A member of the "Band of Brothers" who fought in some of World War II's fiercest European battles, Ed Mauser shunned the limelight and kept his service with the Army unit a secret, even from some of his family.
His role came to light only after his brother-in-law got him a copy of the HBO miniseries "Band of Brothers," said Terry Zahn, who met Mauser during a 2009 Honor Flight trip to Washington, D.C., to see the World War II memorial. Mauser, who died Friday, told his family that some of the things in the miniseries, like the locations of buildings, weren't quite what he remembered from being there in person.
But before that, "he never talked about it for years and years and years," said Zahn, president of the Midwest chapter of the 101st Airborne Division Association.
They are all slowly passing away now. By the hundreds each day, we are losing those who fought and bled and died. Ultimately they prevailed to secure and protect our freedoms. And yet the large majority of Americans are not only oblivious to their passing, but they are oblivious to the debt that we owe these men.
Zahn said he kept his service a secret, even from his relatives. After it became known, he reunited with some of his Army buddies and made a few public appearances. He preferred to stay out of the limelight.
"Don't call me a hero," Mauser told the Lincoln Journal Star in a 2009 interview. "I was just one of the boys. I did what I was told, and let's leave it at that."
None of them wanted to be called heroes, yet that is what they were and who they are to those of us who recognize their sacrifices and their love of their country. Ed didn't want to be called a hero in life, he only did what he was told to do and what was required of him to hear him tell it.
But Ed Mauser was a hero by all definition. Along with the thousands of others who returned home and the thousands who didn't. They each answered the call of their nation and gave what was required, as best they could. They contributed, each in their own ability. And yes, the measure of a hero can be weighed.
A hero is the individual who held out and held on when their minds screamed to them that there was no more holding out or holding on.
A hero is the individual who looked death in the eye and stood fast, as they would rather have died facing death eye to eye, than to have walked away or fled their duty.

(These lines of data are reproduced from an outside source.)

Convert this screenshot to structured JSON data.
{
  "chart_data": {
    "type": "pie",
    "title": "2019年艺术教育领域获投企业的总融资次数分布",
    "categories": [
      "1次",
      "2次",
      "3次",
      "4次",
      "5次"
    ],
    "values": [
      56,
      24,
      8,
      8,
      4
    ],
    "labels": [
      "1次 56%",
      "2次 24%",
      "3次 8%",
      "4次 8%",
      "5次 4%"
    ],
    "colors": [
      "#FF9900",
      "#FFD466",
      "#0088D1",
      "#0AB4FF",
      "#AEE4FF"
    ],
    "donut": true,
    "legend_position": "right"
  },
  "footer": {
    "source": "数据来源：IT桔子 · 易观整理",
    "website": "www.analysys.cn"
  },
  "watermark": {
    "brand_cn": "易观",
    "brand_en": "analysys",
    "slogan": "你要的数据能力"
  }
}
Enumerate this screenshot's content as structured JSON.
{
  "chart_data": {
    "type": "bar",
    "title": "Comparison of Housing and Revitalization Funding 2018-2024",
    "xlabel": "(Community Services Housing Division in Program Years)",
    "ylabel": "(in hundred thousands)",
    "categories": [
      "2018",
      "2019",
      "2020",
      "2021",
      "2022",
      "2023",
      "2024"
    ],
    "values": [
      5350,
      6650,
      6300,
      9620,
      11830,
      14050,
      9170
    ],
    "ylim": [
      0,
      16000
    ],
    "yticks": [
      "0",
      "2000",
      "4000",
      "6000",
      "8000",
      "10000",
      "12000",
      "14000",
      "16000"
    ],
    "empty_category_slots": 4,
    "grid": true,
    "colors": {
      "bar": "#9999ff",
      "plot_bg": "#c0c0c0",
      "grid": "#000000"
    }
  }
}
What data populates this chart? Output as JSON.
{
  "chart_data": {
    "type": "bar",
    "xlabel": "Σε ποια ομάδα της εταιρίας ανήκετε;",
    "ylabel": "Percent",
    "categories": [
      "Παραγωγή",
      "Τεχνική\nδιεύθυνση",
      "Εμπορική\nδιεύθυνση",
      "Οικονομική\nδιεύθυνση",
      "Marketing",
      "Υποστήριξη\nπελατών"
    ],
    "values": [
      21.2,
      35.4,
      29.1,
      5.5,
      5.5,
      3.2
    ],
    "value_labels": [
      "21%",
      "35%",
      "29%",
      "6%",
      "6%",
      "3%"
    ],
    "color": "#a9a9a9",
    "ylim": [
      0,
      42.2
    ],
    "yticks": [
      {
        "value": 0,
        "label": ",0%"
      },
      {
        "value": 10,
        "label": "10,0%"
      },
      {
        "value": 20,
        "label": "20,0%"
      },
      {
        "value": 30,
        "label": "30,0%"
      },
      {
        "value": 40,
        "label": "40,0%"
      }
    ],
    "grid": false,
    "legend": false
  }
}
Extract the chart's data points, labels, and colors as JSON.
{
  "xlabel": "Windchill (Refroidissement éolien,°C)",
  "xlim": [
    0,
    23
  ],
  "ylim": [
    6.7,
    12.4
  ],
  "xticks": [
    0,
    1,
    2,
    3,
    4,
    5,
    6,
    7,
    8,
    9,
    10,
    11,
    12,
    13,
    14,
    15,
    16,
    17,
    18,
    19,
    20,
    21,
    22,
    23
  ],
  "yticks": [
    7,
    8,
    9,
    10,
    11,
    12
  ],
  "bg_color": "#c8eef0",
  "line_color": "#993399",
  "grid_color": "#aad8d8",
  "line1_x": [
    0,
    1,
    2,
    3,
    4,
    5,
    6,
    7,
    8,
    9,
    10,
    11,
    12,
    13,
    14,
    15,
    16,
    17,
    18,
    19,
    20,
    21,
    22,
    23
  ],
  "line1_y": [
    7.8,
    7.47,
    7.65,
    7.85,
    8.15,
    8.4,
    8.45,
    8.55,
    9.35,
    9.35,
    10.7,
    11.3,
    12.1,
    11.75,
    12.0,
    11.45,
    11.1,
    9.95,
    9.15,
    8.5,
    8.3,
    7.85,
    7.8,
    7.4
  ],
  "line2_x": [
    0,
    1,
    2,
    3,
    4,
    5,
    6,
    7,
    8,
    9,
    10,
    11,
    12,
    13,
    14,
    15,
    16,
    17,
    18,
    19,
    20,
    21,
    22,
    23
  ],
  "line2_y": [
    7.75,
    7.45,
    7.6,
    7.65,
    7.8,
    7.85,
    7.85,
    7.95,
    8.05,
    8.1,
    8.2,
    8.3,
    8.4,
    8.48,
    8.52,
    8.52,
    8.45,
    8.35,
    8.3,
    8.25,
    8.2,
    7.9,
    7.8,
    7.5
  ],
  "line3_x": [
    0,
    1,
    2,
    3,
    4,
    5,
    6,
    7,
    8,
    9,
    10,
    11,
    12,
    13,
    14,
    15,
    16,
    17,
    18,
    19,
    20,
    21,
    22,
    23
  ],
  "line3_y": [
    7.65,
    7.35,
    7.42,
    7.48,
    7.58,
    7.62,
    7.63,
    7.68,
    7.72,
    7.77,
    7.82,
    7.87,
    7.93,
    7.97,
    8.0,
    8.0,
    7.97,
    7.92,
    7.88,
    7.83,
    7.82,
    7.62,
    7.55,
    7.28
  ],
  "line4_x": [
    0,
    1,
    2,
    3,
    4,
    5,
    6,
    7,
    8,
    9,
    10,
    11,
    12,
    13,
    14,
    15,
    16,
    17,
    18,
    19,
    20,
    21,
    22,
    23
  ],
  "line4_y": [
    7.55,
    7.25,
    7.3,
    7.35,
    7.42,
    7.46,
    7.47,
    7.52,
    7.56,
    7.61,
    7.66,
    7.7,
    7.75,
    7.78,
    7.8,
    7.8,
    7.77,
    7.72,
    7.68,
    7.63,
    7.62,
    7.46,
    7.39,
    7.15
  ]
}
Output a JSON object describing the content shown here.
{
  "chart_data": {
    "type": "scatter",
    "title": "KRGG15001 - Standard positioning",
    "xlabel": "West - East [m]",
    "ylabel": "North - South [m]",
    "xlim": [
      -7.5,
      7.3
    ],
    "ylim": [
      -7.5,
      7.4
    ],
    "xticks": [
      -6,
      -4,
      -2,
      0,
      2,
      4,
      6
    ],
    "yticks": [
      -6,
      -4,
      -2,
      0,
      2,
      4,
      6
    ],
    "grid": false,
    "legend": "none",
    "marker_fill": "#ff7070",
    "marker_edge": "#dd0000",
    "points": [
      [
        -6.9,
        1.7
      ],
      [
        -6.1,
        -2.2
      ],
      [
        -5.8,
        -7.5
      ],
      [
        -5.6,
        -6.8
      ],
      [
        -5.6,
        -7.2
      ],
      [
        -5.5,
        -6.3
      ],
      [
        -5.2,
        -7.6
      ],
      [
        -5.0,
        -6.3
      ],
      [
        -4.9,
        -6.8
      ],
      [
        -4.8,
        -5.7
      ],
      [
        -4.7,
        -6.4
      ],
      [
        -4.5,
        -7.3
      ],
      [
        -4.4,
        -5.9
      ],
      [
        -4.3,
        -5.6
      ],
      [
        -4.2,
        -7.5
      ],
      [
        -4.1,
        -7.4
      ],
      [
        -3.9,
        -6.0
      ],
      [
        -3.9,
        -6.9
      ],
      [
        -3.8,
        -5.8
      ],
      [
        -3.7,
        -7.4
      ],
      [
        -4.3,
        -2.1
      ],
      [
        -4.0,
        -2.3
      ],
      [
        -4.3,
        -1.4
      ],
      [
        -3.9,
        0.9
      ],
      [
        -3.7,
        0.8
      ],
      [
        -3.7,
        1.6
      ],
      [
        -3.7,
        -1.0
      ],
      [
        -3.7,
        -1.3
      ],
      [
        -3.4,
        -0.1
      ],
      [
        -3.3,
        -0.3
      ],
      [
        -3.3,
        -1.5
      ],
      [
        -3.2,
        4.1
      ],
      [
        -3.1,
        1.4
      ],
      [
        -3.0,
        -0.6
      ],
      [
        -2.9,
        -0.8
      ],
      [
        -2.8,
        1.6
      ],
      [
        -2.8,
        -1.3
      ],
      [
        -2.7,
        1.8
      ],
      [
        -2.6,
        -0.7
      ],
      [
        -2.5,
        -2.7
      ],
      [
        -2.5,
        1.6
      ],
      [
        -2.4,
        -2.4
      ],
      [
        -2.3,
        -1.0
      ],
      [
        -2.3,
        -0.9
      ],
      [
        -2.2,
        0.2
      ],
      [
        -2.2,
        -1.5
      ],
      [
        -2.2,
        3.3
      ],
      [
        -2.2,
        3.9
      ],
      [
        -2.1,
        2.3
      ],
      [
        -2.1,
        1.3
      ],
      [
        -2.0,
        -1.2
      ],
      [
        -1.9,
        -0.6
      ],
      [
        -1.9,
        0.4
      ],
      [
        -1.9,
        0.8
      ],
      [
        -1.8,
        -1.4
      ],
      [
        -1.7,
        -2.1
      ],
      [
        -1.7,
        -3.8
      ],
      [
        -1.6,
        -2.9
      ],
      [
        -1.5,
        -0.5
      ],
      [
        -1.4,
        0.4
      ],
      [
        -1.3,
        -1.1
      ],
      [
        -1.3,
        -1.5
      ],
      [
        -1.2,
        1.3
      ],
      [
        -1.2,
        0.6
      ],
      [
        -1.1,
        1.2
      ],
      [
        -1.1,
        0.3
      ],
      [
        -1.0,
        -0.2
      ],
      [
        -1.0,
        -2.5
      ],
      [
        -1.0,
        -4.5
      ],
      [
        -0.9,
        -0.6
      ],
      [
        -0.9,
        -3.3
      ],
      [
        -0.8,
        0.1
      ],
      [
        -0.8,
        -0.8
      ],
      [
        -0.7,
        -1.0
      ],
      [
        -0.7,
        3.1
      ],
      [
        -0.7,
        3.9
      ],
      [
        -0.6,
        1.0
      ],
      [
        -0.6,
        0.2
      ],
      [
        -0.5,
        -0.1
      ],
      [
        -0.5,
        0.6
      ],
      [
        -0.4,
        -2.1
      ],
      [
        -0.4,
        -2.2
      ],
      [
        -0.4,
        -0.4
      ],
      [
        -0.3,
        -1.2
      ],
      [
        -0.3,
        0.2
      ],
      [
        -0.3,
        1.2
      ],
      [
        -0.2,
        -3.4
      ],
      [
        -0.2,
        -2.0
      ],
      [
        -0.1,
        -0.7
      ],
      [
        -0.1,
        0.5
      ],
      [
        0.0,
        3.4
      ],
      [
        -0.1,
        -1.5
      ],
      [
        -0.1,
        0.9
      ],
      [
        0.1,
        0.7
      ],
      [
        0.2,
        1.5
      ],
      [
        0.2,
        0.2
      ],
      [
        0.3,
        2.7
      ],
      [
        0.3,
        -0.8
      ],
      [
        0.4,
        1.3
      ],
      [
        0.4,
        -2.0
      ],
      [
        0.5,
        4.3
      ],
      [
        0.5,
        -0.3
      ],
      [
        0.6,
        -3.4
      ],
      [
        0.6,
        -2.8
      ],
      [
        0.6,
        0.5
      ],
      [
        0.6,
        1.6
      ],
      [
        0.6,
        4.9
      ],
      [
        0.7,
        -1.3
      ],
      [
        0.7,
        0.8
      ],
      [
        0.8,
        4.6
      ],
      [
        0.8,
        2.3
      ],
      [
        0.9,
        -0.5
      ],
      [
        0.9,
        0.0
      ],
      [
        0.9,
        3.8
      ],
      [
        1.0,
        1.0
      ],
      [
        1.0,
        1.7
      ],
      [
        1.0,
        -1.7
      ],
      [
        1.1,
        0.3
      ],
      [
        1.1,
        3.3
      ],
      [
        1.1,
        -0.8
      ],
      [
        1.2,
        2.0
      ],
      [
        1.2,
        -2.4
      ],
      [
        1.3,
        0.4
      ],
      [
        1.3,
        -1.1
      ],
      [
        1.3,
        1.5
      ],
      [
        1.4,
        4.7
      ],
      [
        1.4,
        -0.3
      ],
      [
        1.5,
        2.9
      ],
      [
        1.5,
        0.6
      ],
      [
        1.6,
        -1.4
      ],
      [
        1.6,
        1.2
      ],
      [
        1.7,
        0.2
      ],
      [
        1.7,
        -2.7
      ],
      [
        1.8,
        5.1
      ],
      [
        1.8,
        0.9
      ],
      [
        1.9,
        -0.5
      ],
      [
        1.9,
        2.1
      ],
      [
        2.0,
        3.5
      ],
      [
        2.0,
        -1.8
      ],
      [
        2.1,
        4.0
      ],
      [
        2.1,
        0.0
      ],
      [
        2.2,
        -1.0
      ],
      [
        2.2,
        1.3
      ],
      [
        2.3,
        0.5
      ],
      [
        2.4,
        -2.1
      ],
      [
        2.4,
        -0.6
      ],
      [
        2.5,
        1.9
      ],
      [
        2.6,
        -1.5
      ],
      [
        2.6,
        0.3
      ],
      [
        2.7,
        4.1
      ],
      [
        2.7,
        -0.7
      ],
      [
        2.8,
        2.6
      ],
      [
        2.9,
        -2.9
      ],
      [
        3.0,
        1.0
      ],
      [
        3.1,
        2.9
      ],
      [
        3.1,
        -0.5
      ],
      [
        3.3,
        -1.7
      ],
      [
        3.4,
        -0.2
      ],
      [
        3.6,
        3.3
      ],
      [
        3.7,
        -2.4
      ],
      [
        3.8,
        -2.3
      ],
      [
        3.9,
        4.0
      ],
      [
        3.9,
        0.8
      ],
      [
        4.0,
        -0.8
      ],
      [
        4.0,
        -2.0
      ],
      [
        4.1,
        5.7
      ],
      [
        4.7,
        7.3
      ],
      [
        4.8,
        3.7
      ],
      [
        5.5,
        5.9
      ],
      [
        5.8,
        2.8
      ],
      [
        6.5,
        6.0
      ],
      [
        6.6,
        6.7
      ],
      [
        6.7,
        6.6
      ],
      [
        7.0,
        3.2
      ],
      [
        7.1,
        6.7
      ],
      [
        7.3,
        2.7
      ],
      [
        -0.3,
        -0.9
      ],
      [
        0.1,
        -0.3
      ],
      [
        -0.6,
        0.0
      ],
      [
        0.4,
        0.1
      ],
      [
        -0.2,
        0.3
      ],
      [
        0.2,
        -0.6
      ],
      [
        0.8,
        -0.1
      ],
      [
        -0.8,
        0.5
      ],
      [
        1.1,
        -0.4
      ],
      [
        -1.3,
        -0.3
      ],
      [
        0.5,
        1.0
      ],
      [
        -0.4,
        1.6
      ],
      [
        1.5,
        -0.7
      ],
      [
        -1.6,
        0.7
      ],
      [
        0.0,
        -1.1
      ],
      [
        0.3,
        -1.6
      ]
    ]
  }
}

A hero is the individual who gave selflessly for the benefit and safety of others, often times to the sacrifice of their own life. But they never brag about what they did.
Heroes never intend to be heroes. They shun the title and deep down inside I suppose many of them think "If they only knew how scared I was, they would never think of me as a hero."
Little do they realize, that fear is what staunched their souls and kept them at their posts and provided them with the last ounce and measure of courage required at that single moment in time.
Ed Mauser was a hero. He was a young man when he answered the call of his country and when he endured the threat of death at Normandy and later at Bastone. When all others including their enemy saw no point to their continued resistance, Ed and his band of brothers stood fast and held on. And for that they will always be known as 'The battling bastards of Bastone." They never quit, they never gave up on each other and they never gave into the pressure of their enemy.
So was Ed Mauser a hero? You can count on it. Ed embodied what all heroes share. A love of his country and a love of his brothers in arms, to the last man. Ed has gone to be with those brothers now, both those lost so many years ago on those battle fields and those who have slowly marked the passage of time since, before their own passing.
I am sure as Ed's last breath settled, there were immediately those present around him to walk with him into glory. Gladly patting him on the back and telling him of his welcomed arrival in heaven.
Was Ed Mauser a hero? I for one will always believe so. As I will always believe that he now once again serves in the company of heroes, once again with his brothers in heaven.